Opinião

2020 e os terráqueos

Sousa Jamba

Jornalista

Tenho mais de uma nacionalidade, já que vivi a maior parte da minha vida em vários países. Para alguns de nós da Diáspora, ter várias nacionalidades é, às vezes, visto como uma bênção -- uma forma de podermos fugir de um local perigoso para um outro mais confortável e estável.

08/01/2021  Última atualização 08H00
 Naturalmente, isto tudo é seguido com muita introspecção, incluindo uma espécie de culpa de sobrevivente. Sim, safamo-nos do pior das nossas terras natais — mas há, também, a noção de que fugimos. Nas discussões sobre os nossos países de origem, os nossos argumentos eram invalidados de imediato com a afirmação de que opinar a partir do conforto do Ocidente não era a mesma coisa como estando a falar a partir da linha da frente. Ultimamente, porém, muitos países africanos passaram a valorizar a Diáspora. Há países, como o Uganda e o Zimbabwe, que anualmente recebem milhões e milhões de dólares enviados pelos seus compatriotas no Ocidente. 
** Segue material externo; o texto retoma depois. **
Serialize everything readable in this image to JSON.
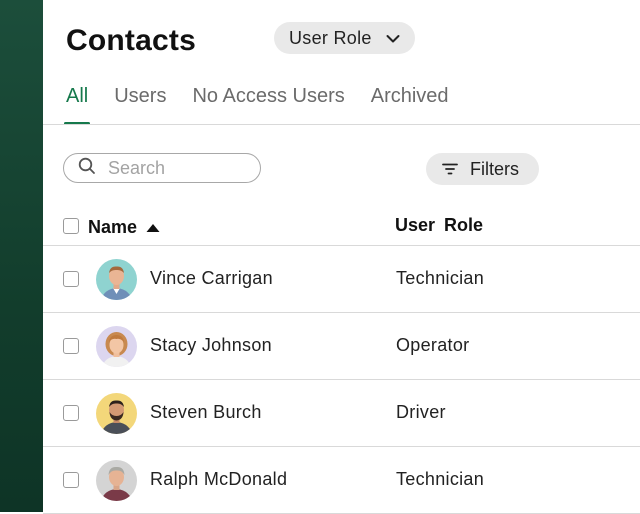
{
  "page": {
    "title": "Contacts"
  },
  "tabs": [
    {
      "label": "All",
      "active": true
    },
    {
      "label": "Users",
      "active": false
    },
    {
      "label": "No Access Users",
      "active": false
    },
    {
      "label": "Archived",
      "active": false
    }
  ],
  "toolbar": {
    "search_placeholder": "Search",
    "role_filter_label": "User Role",
    "filters_label": "Filters"
  },
  "table": {
    "columns": {
      "name": "Name",
      "role": "User  Role"
    },
    "sort": "name-ascending",
    "rows": [
      {
        "name": "Vince Carrigan",
        "role": "Technician",
        "avatar_bg": "#8fd3d0"
      },
      {
        "name": "Stacy Johnson",
        "role": "Operator",
        "avatar_bg": "#dcd6ef"
      },
      {
        "name": "Steven Burch",
        "role": "Driver",
        "avatar_bg": "#f3d77a"
      },
      {
        "name": "Ralph McDonald",
        "role": "Technician",
        "avatar_bg": "#d4d4d4"
      }
    ]
  },
  "colors": {
    "accent": "#16794c",
    "sidebar": "#164632"
  }
}
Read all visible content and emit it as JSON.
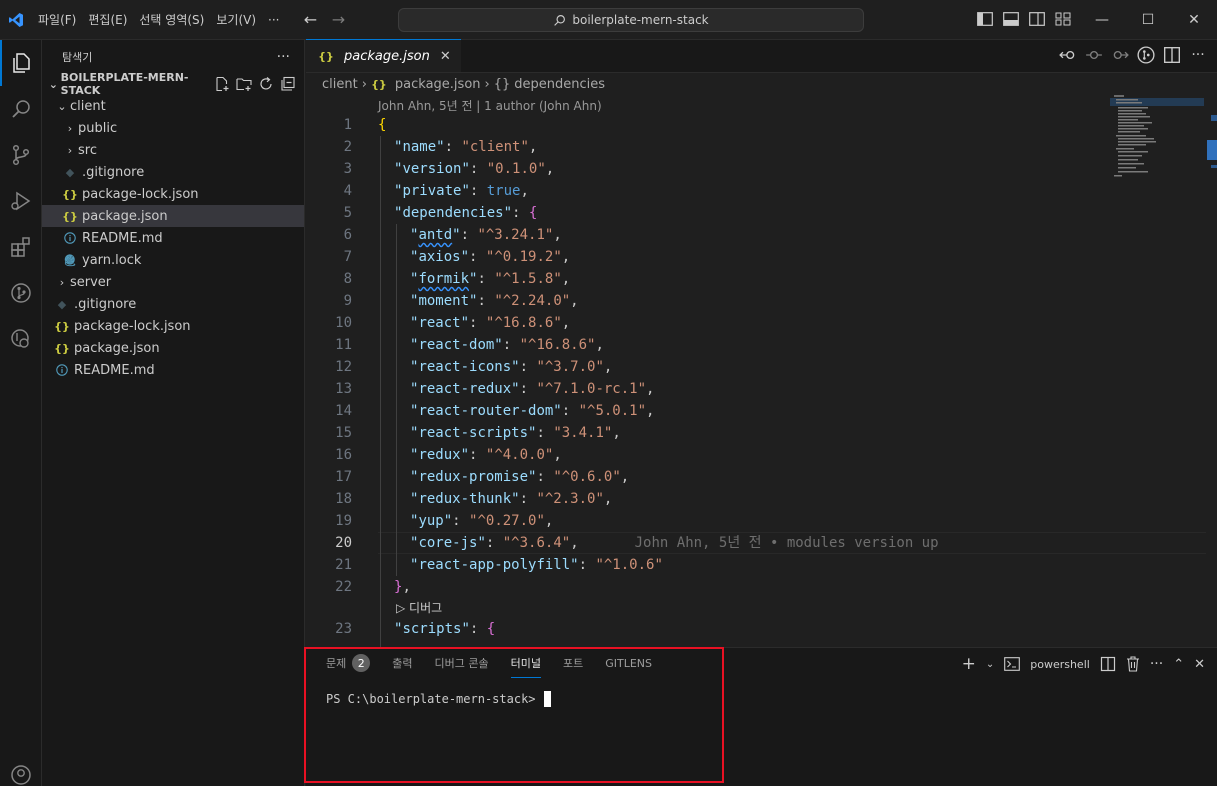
{
  "menu": [
    "파일(F)",
    "편집(E)",
    "선택 영역(S)",
    "보기(V)",
    "···"
  ],
  "search": {
    "text": "boilerplate-mern-stack"
  },
  "sidebar": {
    "title": "탐색기",
    "section": "BOILERPLATE-MERN-STACK",
    "items": [
      {
        "label": "client",
        "type": "folder-open",
        "depth": 1
      },
      {
        "label": "public",
        "type": "folder",
        "depth": 2
      },
      {
        "label": "src",
        "type": "folder",
        "depth": 2
      },
      {
        "label": ".gitignore",
        "type": "git",
        "depth": 2
      },
      {
        "label": "package-lock.json",
        "type": "json",
        "depth": 2
      },
      {
        "label": "package.json",
        "type": "json",
        "depth": 2,
        "selected": true
      },
      {
        "label": "README.md",
        "type": "info",
        "depth": 2
      },
      {
        "label": "yarn.lock",
        "type": "yarn",
        "depth": 2
      },
      {
        "label": "server",
        "type": "folder",
        "depth": 1
      },
      {
        "label": ".gitignore",
        "type": "git",
        "depth": 1
      },
      {
        "label": "package-lock.json",
        "type": "json",
        "depth": 1
      },
      {
        "label": "package.json",
        "type": "json",
        "depth": 1
      },
      {
        "label": "README.md",
        "type": "info",
        "depth": 1
      }
    ]
  },
  "editor": {
    "tab": "package.json",
    "breadcrumb": [
      "client",
      "package.json",
      "dependencies"
    ],
    "codelens": "John Ahn, 5년 전 | 1 author (John Ahn)",
    "blame": "John Ahn, 5년 전 • modules version up",
    "debug_lens": "디버그",
    "current_line": 20,
    "lines": [
      {
        "n": "1",
        "kind": "open-root"
      },
      {
        "n": "2",
        "kind": "kv",
        "indent": 1,
        "key": "name",
        "value": "\"client\"",
        "comma": true
      },
      {
        "n": "3",
        "kind": "kv",
        "indent": 1,
        "key": "version",
        "value": "\"0.1.0\"",
        "comma": true
      },
      {
        "n": "4",
        "kind": "kv",
        "indent": 1,
        "key": "private",
        "value": "true",
        "bool": true,
        "comma": true
      },
      {
        "n": "5",
        "kind": "obj-open",
        "indent": 1,
        "key": "dependencies"
      },
      {
        "n": "6",
        "kind": "kv",
        "indent": 2,
        "key": "antd",
        "value": "\"^3.24.1\"",
        "comma": true,
        "squig": true
      },
      {
        "n": "7",
        "kind": "kv",
        "indent": 2,
        "key": "axios",
        "value": "\"^0.19.2\"",
        "comma": true
      },
      {
        "n": "8",
        "kind": "kv",
        "indent": 2,
        "key": "formik",
        "value": "\"^1.5.8\"",
        "comma": true,
        "squig": true
      },
      {
        "n": "9",
        "kind": "kv",
        "indent": 2,
        "key": "moment",
        "value": "\"^2.24.0\"",
        "comma": true
      },
      {
        "n": "10",
        "kind": "kv",
        "indent": 2,
        "key": "react",
        "value": "\"^16.8.6\"",
        "comma": true
      },
      {
        "n": "11",
        "kind": "kv",
        "indent": 2,
        "key": "react-dom",
        "value": "\"^16.8.6\"",
        "comma": true
      },
      {
        "n": "12",
        "kind": "kv",
        "indent": 2,
        "key": "react-icons",
        "value": "\"^3.7.0\"",
        "comma": true
      },
      {
        "n": "13",
        "kind": "kv",
        "indent": 2,
        "key": "react-redux",
        "value": "\"^7.1.0-rc.1\"",
        "comma": true
      },
      {
        "n": "14",
        "kind": "kv",
        "indent": 2,
        "key": "react-router-dom",
        "value": "\"^5.0.1\"",
        "comma": true
      },
      {
        "n": "15",
        "kind": "kv",
        "indent": 2,
        "key": "react-scripts",
        "value": "\"3.4.1\"",
        "comma": true
      },
      {
        "n": "16",
        "kind": "kv",
        "indent": 2,
        "key": "redux",
        "value": "\"^4.0.0\"",
        "comma": true
      },
      {
        "n": "17",
        "kind": "kv",
        "indent": 2,
        "key": "redux-promise",
        "value": "\"^0.6.0\"",
        "comma": true
      },
      {
        "n": "18",
        "kind": "kv",
        "indent": 2,
        "key": "redux-thunk",
        "value": "\"^2.3.0\"",
        "comma": true
      },
      {
        "n": "19",
        "kind": "kv",
        "indent": 2,
        "key": "yup",
        "value": "\"^0.27.0\"",
        "comma": true
      },
      {
        "n": "20",
        "kind": "kv",
        "indent": 2,
        "key": "core-js",
        "value": "\"^3.6.4\"",
        "comma": true,
        "blame": true
      },
      {
        "n": "21",
        "kind": "kv",
        "indent": 2,
        "key": "react-app-polyfill",
        "value": "\"^1.0.6\"",
        "comma": false
      },
      {
        "n": "22",
        "kind": "obj-close",
        "indent": 1
      },
      {
        "n": "",
        "kind": "debug"
      },
      {
        "n": "23",
        "kind": "obj-open",
        "indent": 1,
        "key": "scripts"
      }
    ]
  },
  "panel": {
    "tabs": [
      "문제",
      "출력",
      "디버그 콘솔",
      "터미널",
      "포트",
      "GITLENS"
    ],
    "problems_count": "2",
    "active_tab": "터미널",
    "shell": "powershell",
    "prompt": "PS C:\\boilerplate-mern-stack>"
  },
  "colors": {
    "accent": "#0078d4",
    "highlight": "#e81123",
    "json_icon": "#cbcb41"
  }
}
 O ano de 2020 desfez a confiança que sempre tínhamos nos passaportes e nacionalidades ocidentais. Novembro passado, eu estava nos Estados Unidos, na Flórida, com os meus filhos, celebrando, de uma forma vicária, o materialismo do fim do ano e as suas prendas. No início deste ano, vim  para o Planalto Central, na Aldeia Camela Amões, onde a pandemia da Covid-19 me apanhou. Integrei logo uma equipa do projecto Camela Amões que foi sensibilizando aldeias remotas sobre este vírus perigosíssimo. Assisti o horror lá no Ocidente a partir da nossa aldeia. Andei de avião, pela primeira vez, em 1974, quando tinha nove anos; o voo foi do Huambo a Luanda. Para mim, voar era liberdade — o homem passava a ser tão livre como os pássaros que vão de hemisférios a hemisférios. Já estive em voos bastante longos: de Nova Iorque a Joanesburgo; de Madrid a Lima, no Peru, na América Latina. Aquilo era chato mas lá no fundo altamente gratificante; viagens que no Século dezanove duravam meses agora estavam reduzidas à horas. O aeroporto era a grande celebração da humanidade, do nosso futuro comum como habitantes deste Planeta Terra. Ver imagens de aeroportos vazios entristeceu-me bastante. 
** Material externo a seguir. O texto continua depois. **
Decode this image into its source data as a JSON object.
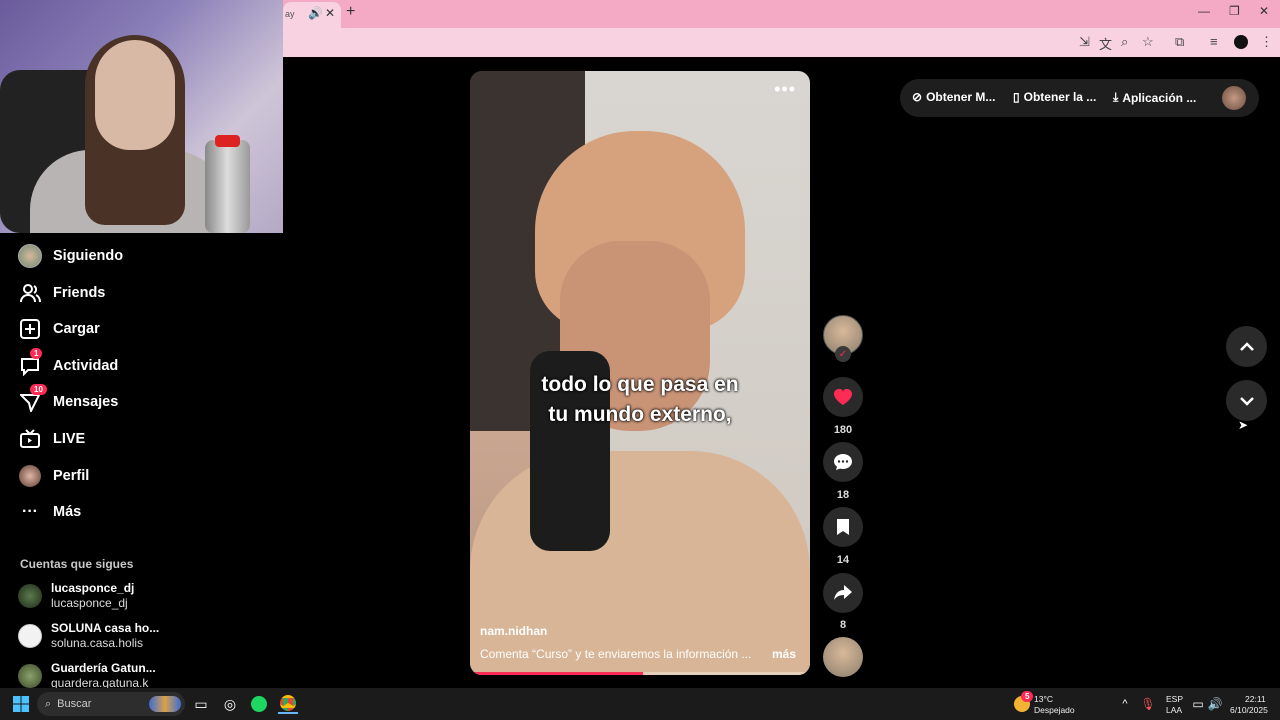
{
  "browser": {
    "tab_title": "ay",
    "icons": [
      "speaker-icon",
      "close-icon",
      "new-tab-icon"
    ],
    "address_icons": [
      "install-app-icon",
      "translate-icon",
      "zoom-icon",
      "bookmark-star-icon",
      "extensions-icon",
      "media-control-icon",
      "profile-icon",
      "kebab-menu-icon"
    ]
  },
  "sidebar": {
    "items": [
      {
        "label": "Siguiendo",
        "icon": "following-avatar-icon"
      },
      {
        "label": "Friends",
        "icon": "friends-icon"
      },
      {
        "label": "Cargar",
        "icon": "upload-icon"
      },
      {
        "label": "Actividad",
        "icon": "activity-icon",
        "badge": "1"
      },
      {
        "label": "Mensajes",
        "icon": "messages-icon",
        "badge": "10"
      },
      {
        "label": "LIVE",
        "icon": "live-icon"
      },
      {
        "label": "Perfil",
        "icon": "profile-avatar-icon"
      },
      {
        "label": "Más",
        "icon": "more-icon"
      }
    ],
    "following_title": "Cuentas que sigues",
    "accounts": [
      {
        "name": "lucasponce_dj",
        "handle": "lucasponce_dj"
      },
      {
        "name": "SOLUNA casa ho...",
        "handle": "soluna.casa.holis"
      },
      {
        "name": "Guardería Gatun...",
        "handle": "guardera.gatuna.k"
      }
    ]
  },
  "video": {
    "subtitle_line1": "todo lo que pasa en",
    "subtitle_line2": "tu mundo externo,",
    "username": "nam.nidhan",
    "description": "Comenta “Curso” y te enviaremos la información ...",
    "more": "más",
    "progress": 0.51
  },
  "actions": {
    "likes": "180",
    "comments": "18",
    "saves": "14",
    "shares": "8"
  },
  "top_pill": {
    "items": [
      "Obtener M...",
      "Obtener la ...",
      "Aplicación ..."
    ]
  },
  "taskbar": {
    "search_placeholder": "Buscar",
    "weather_temp": "13°C",
    "weather_desc": "Despejado",
    "weather_badge": "5",
    "lang1": "ESP",
    "lang2": "LAA",
    "time": "22:11",
    "date": "6/10/2025"
  },
  "colors": {
    "accent": "#fe2c55",
    "tabbar": "#f4a9c4",
    "background": "#000000"
  }
}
Sempre pensei que uma das grandes qualidades dos seres humanos é a curiosidade — querer saber das outras culturas e outras experiências. A crise da indústria turística também me entristeceu. Antes da Covid-19, gostava ver caravanas de turistas, vindas de várias partes do mundo, aqui no nosso maravilhoso Planalto Central. Umas das lições de 2020 é que não podemos tomar muitas coisas como certo. 

Em 2020, os Estados Unidos, aquela grande potência que consegue enviar uma bomba teleguiada através dos mares, estava de rastos; a Covid-19 estava atacar e a matar cidadãos diariamente. O Presidente Donald Trump, grande xenófobo e populista, insistia no vírus chinês. Alguns dos seus seguidores até diziam que a história do vírus era um mito. Por décadas, o mundo ocidental temia o emigrante africano, esfomeado, desesperado e sem papéis, que tentava melhorar a vida no Ocidente. Alguns falavam da pureza da cultura ocidental que corria o risco de ser diluída no processo  da imigração. Discursos nacionalistas de repente ficaram abafados com o intenso medo que este vírus metia.  
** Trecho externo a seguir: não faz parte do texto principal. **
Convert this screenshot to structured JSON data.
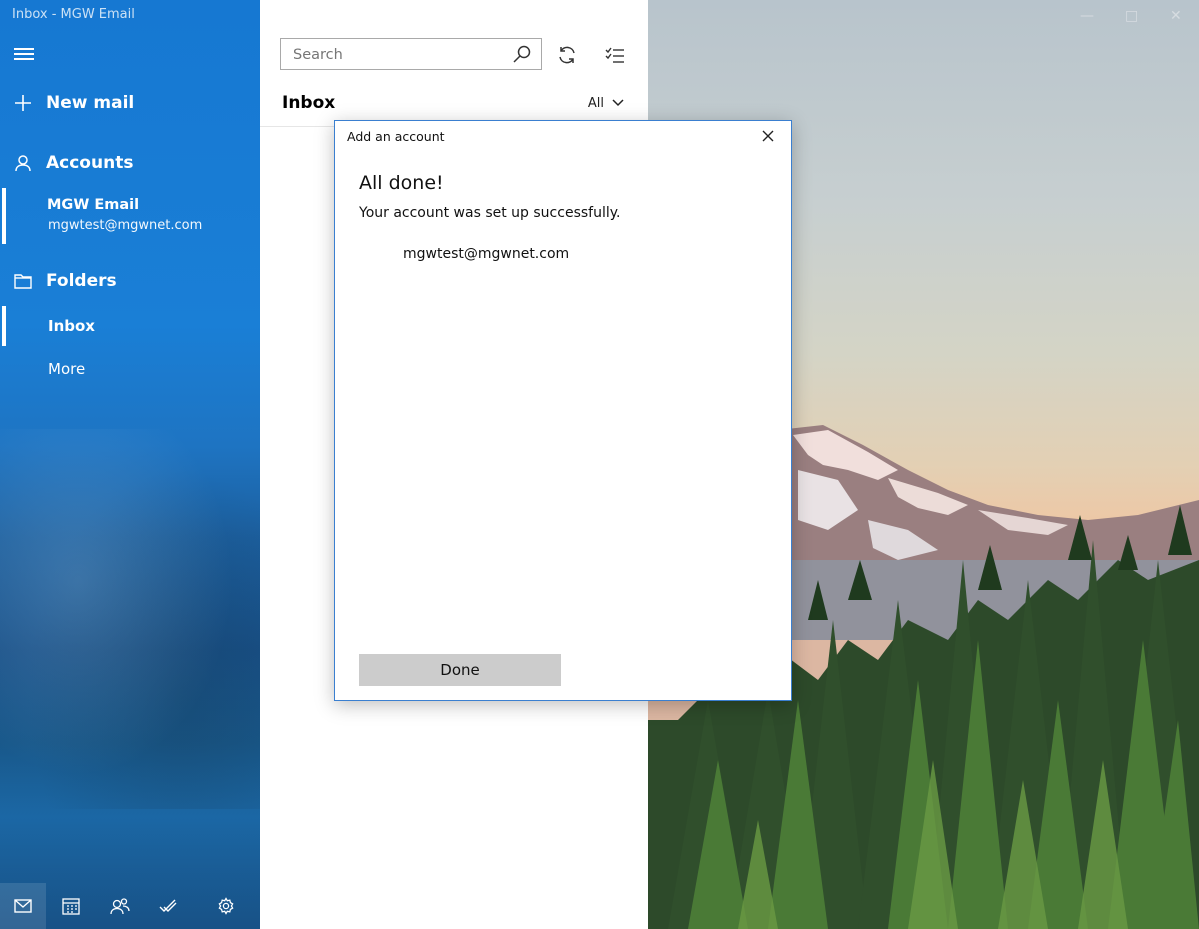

Nas redes sociais, falava-se então do hábito dos chineses comerem tudo; aparentemente, segundo uma tese, foi o hábito chinês de gostar de sopa de morcego que tinha facilitado a transmissão do vírus para os seres humanos.  Na própria China, houve uma discriminação gritante contra os africanos e negros. Ninguém queria alugar quartos para negros temendo que estes eram portadores da Covid-19. Há um vídeo que circulou nas redes sociais, profundamente triste, em que passageiros de um autocarro chinês forçam um africano a sair do mesmo, já que suspeitavam que ele deveria ser um portador do vírus. 

 Sim, podia se apontar muitos dedos acusatórios; porém, lá estava o vírus que não temia ninguém. Houve, até, uma tese de que este vírus só era para as terras com climas quentes. Bem, está análise não era correcta; começamos a ver o vírus a avançar com muita rapidez no continente africano. Desta vez, vimos, também, a capacidade organizativa de certos países africanos, como o Senegal, em enfrentar o vírus. 

 E cá estamos, mesmo em remotas partes do mundo, a espera da vacina contra a Covid-19. Estamos todos condenados a viver juntos; a erradicação da Covid-19 em todo mundo certamente que irá beneficiar todos os terráqueos. Mesmo as grandes economias que tanto produzem precisam de clientes saudáveis e com dinheiro!